Yesterday's 5-0 ruling overturns previous lower court judgments and orders the state Circuit Court to issue an injunction to prevent the state from disposing of ceded lands to third parties.
"That's great news. That's really great news," said Jonathan Osorio, a native Hawaiian trust beneficiary and one of the plaintiffs in the case. "It really reinforces what we were saying all along."
The Office of Hawaiian Affairs and its board of trustees are also plaintiffs in the case.
"This is a landmark decision on behalf of Hawaiians," said Haunani Apoliona, OHA board chairwoman.
State Attorney General Mark Bennett is critical of the ruling.
"I believe the court's determination is wrong," he said. "We are still looking at it and reviewing it.

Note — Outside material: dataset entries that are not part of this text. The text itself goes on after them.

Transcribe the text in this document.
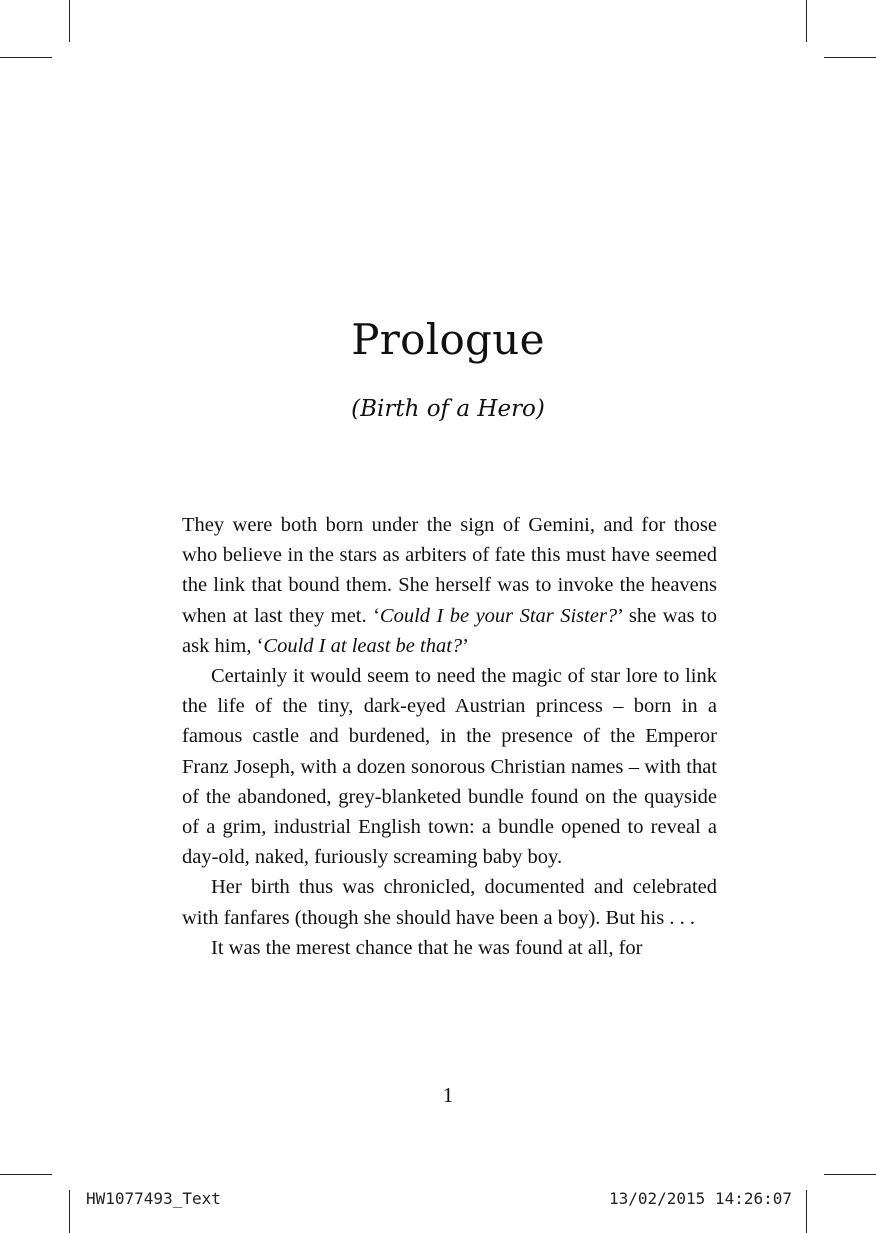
Prologue
(Birth of a Hero)

They were both born under the sign of Gemini, and for those who believe in the stars as arbiters of fate this must have seemed the link that bound them. She herself was to invoke the heavens when at last they met. ‘Could I be your Star Sister?’ she was to ask him, ‘Could I at least be that?’

Certainly it would seem to need the magic of star lore to link the life of the tiny, dark-eyed Austrian princess – born in a famous castle and burdened, in the presence of the Emperor Franz Joseph, with a dozen sonorous Christian names – with that of the abandoned, grey-blanketed bundle found on the quayside of a grim, industrial English town: a bundle opened to reveal a day-old, naked, furiously screaming baby boy.

Her birth thus was chronicled, documented and celebrated with fanfares (though she should have been a boy). But his . . .

It was the merest chance that he was found at all, for

1
HW1077493_Text	13/02/2015 14:26:07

It is disappointing, and on the law, I think, it is incorrect."
The ruling has no effect on the proposed settlement OHA and Gov. Linda Lingle announced earlier this month because the proposal would involve past and current ceded-lands revenue that is in dispute, Apoliona said. Yesterday's ruling, however, keeps intact whatever lands were taken following the 1893 overthrow of the Hawaiian monarchy for native Hawaiians to seek their return or compensation.
"This suggests an urgency for the creation of a native Hawaiian government so it can negotiate with the state and federal governments," Apoliona said.
The case started in 1995 when the plaintiffs filed an injunction to stop the state from transferring ceded lands on Maui and the Big Island from the Department of Land and Natural Resources to the predecessor of the state Housing and Community Development Corporation of Hawaii to develop low-cost housing.
Two years earlier, Congress adopted the Apology Resolution that stated the overthrow of the kingdom of Hawaii was illegal, that the taking of the kingdom lands was without consent or compensation and that the indigenous Hawaiian people never directly relinquished their claims over their national lands to the U.S.
The injunction specifically sought to prevent the transfer of a 500-acre parcel on Maui identified as Leialii.
By the time OHA and the other plaintiffs filed their lawsuit, DLNR had already transferred the land, and the state housing agency had sent OHA a check for 20 percent of the fair market value of the land as its share according to state law.
The state housing agency decided to stop work on the project, but it had already invested $31 million in Leialii for roadways, utilities, lighting poles, sewer hookups and some landscaping.
During the years, the plaintiffs agreed to remove some of the Leialii lands from the dispute so the state could transfer them to the state Department of Hawaiian Home Lands to provide housing for native Hawaiians, Apoliona said.